Ex-Pirate All-Star named Curve manager

Curve players who want to know what it was like to play for a winning Pirates team can ask their new manager.

Former Bucco infielder Carlos Garcia was named the seventh manager in Curve history on Friday, and one thing he can draw upon to help get through to his players is a solid major league career that saw him earn a National League All-Star nod in 1994.

“I was where they want to go,” Garcia, a 45-year-old native of Venezuela, said by phone Friday from Buffalo. “It’s a long, long road to the big leagues, and not everybody’s going to make it. But I’ll be able to relay to them what they need to do to get to that level.”

Garcia first reached the major leagues for a four-game cup of coffee in 1990 with the Pirates, then played 12 games in 1991 and 22 in 1992. He was on the Bucs’ postseason roster for the memorable 1992 NL Championship Series against the Braves and went 0-for-1, batting in the second game of the series.

The 1990-92 seasons were the last glory days for baseball in Pittsburgh, three years when the Pirates won division titles.

“It was a strong team,” Garcia said, “and a really good experience.”

The Pirates haven’t had many good experiences losing for the last 20 years. And unfortunately for Garcia, he didn’t become an everyday player for the Bucs until 1993, which was the start of the franchise’s two-decade losing streak.

Garcia wasn’t to blame for the losing during his tenure with the Bucs, which ran through 1996. The team’s second baseman – taking over after Jose “Chico” Lind left for Kansas City in 1993 – Garcia was a solid player offensively and defensively. He batted .269, .277, .294 and .285 in his four years as the everyday second baseman, and he hit a career-high 12 homers in 1993.

Garcia was the Pirates’ lone All-Star in the 1994 game at Pittsburgh’s Three Rivers Stadium and hit a single in his only at-bat.

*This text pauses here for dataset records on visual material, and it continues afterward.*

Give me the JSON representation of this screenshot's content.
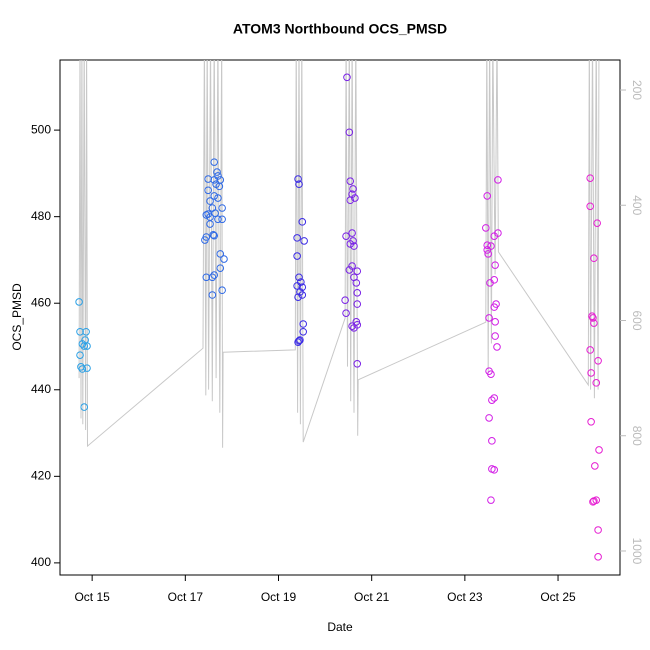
{
  "chart_data": {
    "type": "scatter",
    "title": "ATOM3 Northbound OCS_PMSD",
    "xlabel": "Date",
    "ylabel": "OCS_PMSD",
    "xlim": [
      14.31,
      26.33
    ],
    "xticks": [
      {
        "value": 15,
        "label": "Oct 15"
      },
      {
        "value": 17,
        "label": "Oct 17"
      },
      {
        "value": 19,
        "label": "Oct 19"
      },
      {
        "value": 21,
        "label": "Oct 21"
      },
      {
        "value": 23,
        "label": "Oct 23"
      },
      {
        "value": 25,
        "label": "Oct 25"
      }
    ],
    "ylim": [
      397.2,
      516.2
    ],
    "yticks": [
      400,
      420,
      440,
      460,
      480,
      500
    ],
    "y2lim": [
      1041.7,
      147.9
    ],
    "y2ticks": [
      200,
      400,
      600,
      800,
      1000
    ],
    "y2color": "#bbbbbb",
    "series": [
      {
        "color": "#2aa0e6",
        "x": [
          14.72,
          14.74,
          14.87,
          14.85,
          14.79,
          14.83,
          14.74,
          14.76,
          14.79,
          14.89,
          14.83,
          14.89
        ],
        "values": [
          460.3,
          453.4,
          453.4,
          451.5,
          450.6,
          450.1,
          448.0,
          445.3,
          444.8,
          445.0,
          436.0,
          450.1
        ]
      },
      {
        "color": "#2f6ae6",
        "x": [
          17.62,
          17.68,
          17.7,
          17.75,
          17.49,
          17.62,
          17.66,
          17.49,
          17.73,
          17.62,
          17.53,
          17.7,
          17.58,
          17.79,
          17.64,
          17.49,
          17.45,
          17.53,
          17.7,
          17.79,
          17.53,
          17.45,
          17.6,
          17.62,
          17.42,
          17.75,
          17.83,
          17.45,
          17.58,
          17.62,
          17.75,
          17.79,
          17.58
        ],
        "values": [
          492.6,
          490.3,
          489.4,
          488.5,
          488.7,
          488.5,
          487.5,
          486.1,
          487.0,
          484.8,
          483.6,
          484.3,
          482.0,
          482.0,
          480.8,
          480.6,
          480.4,
          479.9,
          479.4,
          479.4,
          478.3,
          475.3,
          475.8,
          475.6,
          474.6,
          471.4,
          470.2,
          466.0,
          466.0,
          466.5,
          468.1,
          463.0,
          461.9
        ]
      },
      {
        "color": "#3a2ae6",
        "x": [
          19.42,
          19.44,
          19.51,
          19.4,
          19.55,
          19.4,
          19.44,
          19.48,
          19.4,
          19.51,
          19.46,
          19.51,
          19.42,
          19.53,
          19.53,
          19.46,
          19.44,
          19.42
        ],
        "values": [
          488.7,
          487.5,
          478.8,
          475.1,
          474.4,
          470.9,
          466.0,
          464.9,
          464.0,
          463.7,
          462.6,
          461.9,
          461.4,
          455.2,
          453.4,
          451.5,
          451.3,
          451.0
        ]
      },
      {
        "color": "#7a22e6",
        "x": [
          20.47,
          20.52,
          20.54,
          20.6,
          20.58,
          20.54,
          20.64,
          20.45,
          20.58,
          20.6,
          20.54,
          20.62,
          20.58,
          20.52,
          20.69,
          20.62,
          20.67,
          20.69,
          20.43,
          20.69,
          20.45,
          20.67,
          20.69,
          20.58,
          20.62,
          20.69
        ],
        "values": [
          512.2,
          499.5,
          488.2,
          486.4,
          485.2,
          483.8,
          484.3,
          475.5,
          476.2,
          474.4,
          473.7,
          473.2,
          468.6,
          467.7,
          467.4,
          466.0,
          464.7,
          462.4,
          460.7,
          459.8,
          457.7,
          455.7,
          455.0,
          454.7,
          454.3,
          446.0
        ]
      },
      {
        "color": "#d21ee6",
        "x": [
          23.48,
          23.45,
          23.48,
          23.48,
          23.5,
          23.56,
          23.63,
          23.71,
          23.71,
          23.65,
          23.63,
          23.54,
          23.63,
          23.67,
          23.52,
          23.65,
          23.65,
          23.69,
          23.52,
          23.56,
          23.58,
          23.63,
          23.52,
          23.58,
          23.58,
          23.63,
          23.56
        ],
        "values": [
          484.8,
          477.4,
          473.4,
          472.3,
          471.4,
          473.2,
          475.5,
          476.2,
          488.5,
          468.8,
          465.4,
          464.7,
          459.1,
          459.8,
          456.6,
          455.7,
          452.4,
          449.9,
          444.3,
          443.6,
          437.6,
          438.1,
          433.5,
          428.2,
          421.7,
          421.5,
          414.5
        ]
      },
      {
        "color": "#e61ed2",
        "x": [
          25.69,
          25.69,
          25.84,
          25.77,
          25.73,
          25.75,
          25.77,
          25.69,
          25.86,
          25.71,
          25.82,
          25.71,
          25.88,
          25.79,
          25.82,
          25.77,
          25.75,
          25.86,
          25.86
        ],
        "values": [
          488.9,
          482.4,
          478.5,
          470.4,
          457.0,
          456.6,
          455.4,
          449.2,
          446.7,
          443.9,
          441.6,
          432.6,
          426.1,
          422.4,
          414.5,
          414.3,
          414.1,
          407.6,
          401.4
        ]
      },
      {
        "color": "#c8c8c8",
        "axis": "y2",
        "x": [
          14.72,
          14.74,
          14.76,
          14.78,
          14.8,
          14.83,
          14.86,
          14.88,
          14.9,
          17.38,
          17.41,
          17.44,
          17.47,
          17.5,
          17.54,
          17.58,
          17.62,
          17.66,
          17.7,
          17.74,
          17.78,
          17.8,
          17.81,
          19.36,
          19.38,
          19.41,
          19.44,
          19.47,
          19.5,
          19.53,
          20.43,
          20.45,
          20.48,
          20.52,
          20.55,
          20.58,
          20.62,
          20.66,
          20.7,
          20.71,
          23.45,
          23.47,
          23.5,
          23.53,
          23.57,
          23.6,
          23.65,
          23.69,
          23.72,
          25.65,
          25.67,
          25.7,
          25.74,
          25.78,
          25.82,
          25.86,
          25.88
        ],
        "values": [
          700,
          100,
          770,
          100,
          780,
          100,
          790,
          100,
          818,
          648,
          100,
          730,
          100,
          720,
          100,
          740,
          100,
          700,
          100,
          760,
          100,
          821,
          655,
          651,
          100,
          760,
          100,
          780,
          100,
          811,
          596,
          100,
          680,
          100,
          740,
          100,
          760,
          100,
          800,
          703,
          603,
          100,
          690,
          100,
          640,
          100,
          520,
          100,
          481,
          712,
          100,
          720,
          100,
          735,
          100,
          720,
          100
        ]
      }
    ]
  }
}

He batted .266 in 610 big league games for the Pirates, Blue Jays, Angels and Padres, and that kind of successful playing career is something his Double-A players can respect from their manager.

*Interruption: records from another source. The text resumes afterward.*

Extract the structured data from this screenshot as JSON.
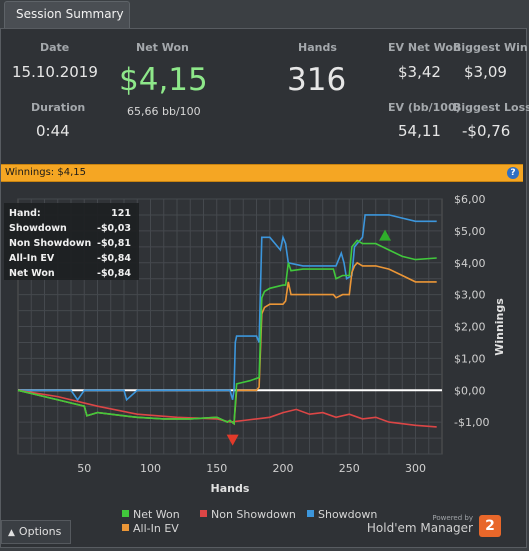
{
  "tab": {
    "label": "Session Summary"
  },
  "summary": {
    "date_label": "Date",
    "date_value": "15.10.2019",
    "net_won_label": "Net Won",
    "net_won_value": "$4,15",
    "bb_per_100": "65,66 bb/100",
    "hands_label": "Hands",
    "hands_value": "316",
    "ev_net_won_label": "EV Net Won",
    "ev_net_won_value": "$3,42",
    "biggest_win_label": "Biggest Win",
    "biggest_win_value": "$3,09",
    "duration_label": "Duration",
    "duration_value": "0:44",
    "ev_bb_label": "EV (bb/100)",
    "ev_bb_value": "54,11",
    "biggest_loss_label": "Biggest Loss",
    "biggest_loss_value": "-$0,76"
  },
  "winnings_bar": {
    "title": "Winnings: $4,15"
  },
  "tooltip": {
    "rows": [
      {
        "label": "Hand:",
        "value": "121"
      },
      {
        "label": "Showdown",
        "value": "-$0,03"
      },
      {
        "label": "Non Showdown",
        "value": "-$0,81"
      },
      {
        "label": "All-In EV",
        "value": "-$0,84"
      },
      {
        "label": "Net Won",
        "value": "-$0,84"
      }
    ]
  },
  "options": {
    "label": "Options"
  },
  "brand": {
    "powered_by": "Powered by",
    "name": "Hold'em Manager",
    "logo_text": "2"
  },
  "chart_data": {
    "type": "line",
    "xlabel": "Hands",
    "ylabel": "Winnings",
    "xlim": [
      0,
      320
    ],
    "ylim": [
      -2.0,
      6.0
    ],
    "x_ticks": [
      50,
      100,
      150,
      200,
      250,
      300
    ],
    "y_ticks": [
      -1,
      0,
      1,
      2,
      3,
      4,
      5,
      6
    ],
    "y_tick_labels": [
      "-$1,00",
      "$0,00",
      "$1,00",
      "$2,00",
      "$3,00",
      "$4,00",
      "$5,00",
      "$6,00"
    ],
    "grid": true,
    "legend_position": "bottom",
    "colors": {
      "Net Won": "#41c83c",
      "Non Showdown": "#dc4646",
      "Showdown": "#3c96dc",
      "All-In EV": "#eb9637"
    },
    "series": [
      {
        "name": "Net Won",
        "x": [
          0,
          20,
          40,
          50,
          52,
          60,
          70,
          80,
          90,
          110,
          130,
          150,
          158,
          160,
          163,
          165,
          175,
          182,
          184,
          186,
          190,
          200,
          202,
          204,
          206,
          215,
          230,
          238,
          240,
          245,
          250,
          252,
          254,
          256,
          260,
          270,
          280,
          290,
          300,
          316
        ],
        "y": [
          0,
          -0.2,
          -0.4,
          -0.5,
          -0.8,
          -0.7,
          -0.75,
          -0.8,
          -0.85,
          -0.9,
          -0.9,
          -0.85,
          -1.0,
          -0.95,
          -1.05,
          0.2,
          0.3,
          0.4,
          2.9,
          3.1,
          3.2,
          3.3,
          3.3,
          4.0,
          3.75,
          3.8,
          3.8,
          3.8,
          3.5,
          3.6,
          3.6,
          4.5,
          4.6,
          4.7,
          4.6,
          4.6,
          4.4,
          4.2,
          4.1,
          4.15
        ]
      },
      {
        "name": "Non Showdown",
        "x": [
          0,
          30,
          60,
          90,
          120,
          150,
          160,
          170,
          180,
          190,
          200,
          210,
          220,
          230,
          240,
          250,
          260,
          270,
          280,
          290,
          300,
          316
        ],
        "y": [
          0,
          -0.2,
          -0.5,
          -0.75,
          -0.85,
          -0.9,
          -1.0,
          -0.95,
          -0.9,
          -0.85,
          -0.7,
          -0.6,
          -0.75,
          -0.7,
          -0.85,
          -0.75,
          -0.9,
          -0.85,
          -1.0,
          -1.05,
          -1.1,
          -1.15
        ]
      },
      {
        "name": "Showdown",
        "x": [
          0,
          40,
          45,
          50,
          80,
          82,
          90,
          120,
          122,
          160,
          162,
          163,
          164,
          165,
          178,
          180,
          182,
          184,
          190,
          198,
          200,
          202,
          204,
          215,
          240,
          244,
          246,
          248,
          252,
          254,
          256,
          260,
          262,
          270,
          280,
          290,
          300,
          316
        ],
        "y": [
          0,
          0,
          -0.3,
          0,
          0,
          -0.3,
          0,
          0,
          0,
          0,
          -0.3,
          0,
          1.5,
          1.7,
          1.7,
          1.7,
          1.5,
          4.8,
          4.8,
          4.4,
          4.8,
          4.6,
          4.0,
          3.9,
          3.9,
          4.3,
          4.0,
          3.5,
          3.6,
          4.5,
          4.6,
          4.8,
          5.5,
          5.5,
          5.5,
          5.4,
          5.3,
          5.3
        ]
      },
      {
        "name": "All-In EV",
        "x": [
          0,
          20,
          40,
          50,
          52,
          60,
          70,
          80,
          90,
          110,
          130,
          150,
          158,
          160,
          163,
          165,
          175,
          180,
          182,
          184,
          186,
          190,
          200,
          202,
          204,
          206,
          215,
          230,
          238,
          240,
          245,
          250,
          252,
          254,
          256,
          260,
          270,
          280,
          290,
          300,
          316
        ],
        "y": [
          0,
          -0.2,
          -0.4,
          -0.5,
          -0.8,
          -0.7,
          -0.75,
          -0.8,
          -0.85,
          -0.9,
          -0.9,
          -0.85,
          -1.0,
          -0.95,
          -1.05,
          0.0,
          0.0,
          0.0,
          0.1,
          2.4,
          2.6,
          2.7,
          2.7,
          2.8,
          3.4,
          3.0,
          3.0,
          3.0,
          3.0,
          2.9,
          3.0,
          3.0,
          3.7,
          3.9,
          4.0,
          3.9,
          3.9,
          3.8,
          3.6,
          3.4,
          3.4
        ]
      }
    ],
    "markers": [
      {
        "type": "max",
        "series": "Net Won",
        "x": 277,
        "y": 4.85,
        "color": "#2fae2b"
      },
      {
        "type": "min",
        "series": "Net Won",
        "x": 162,
        "y": -1.55,
        "color": "#e23a2a"
      }
    ]
  }
}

“I think big league playing experience gives guys instant credibility,” Pirates assistant general manager Kyle Stark said. “I think it gives potentially some personal experiences to draw upon. But at the end of the day, he’s a guy that he can lead and motivate, and that’s what guys are going to get drawn to.

“A player wants to know: Do you care about me, can I trust you, can you help get me better? The fact that he played in the big leagues gives the impression that he can help get me better, but ultimately the player has got to answer in his own mind those questions. And that’s where the separator comes in whether a guy can be an impactful staff member or not.”

Garcia replaces P.J. Forbes, who spent the past two years as the Curve’s manager but is no longer with the Pirates’ organization. Hitting coach Ryan Long will return to Altoona, and the new pitching coach will be Stan Kyles, who replaces Jeff Johnson. Kyles spent the past 3 1/2 years as the Milwaukee Brewers’ bullpen coach.

Mike Zalno will be the Curve’s trainer for the third straight year.

Garcia managed the Pirates’ high-A Bradenton affiliate the past two seasons, going 134-140, so he’s familiar with most of the players who will be on the Curve this season. He also served as the Pirates’ first base coach in 2010 and was on the Seattle Mariners’ major league staff from 2005-07.

“Carlos’ vast playing and coaching experience, he brings a consistent professionalism in how he leads the guys,” Stark said.

“Carlos has shown in his role, whether that be as a coordinator or as an A-ball manager or in the big leagues, I think the players know he’s with them every day and is pulling for them. Those guys trust and know that Carlos is going to be there for them every day.”

Garcia said he understands what the minor league players are trying to achieve their goals, and he takes pride in helping them try to reach their maximum potential every day.

“I’m definitely going to hold guys accountable,” Garcia said. “If you want to play for me, you have to be able to come to the ballpark and be ready to play.”

Garcia said he most enjoys seeing the players’ “desire to learn, the responsibility, the way to be able to handle themselves, to work, the way they show me that they want to be able to get the job done.”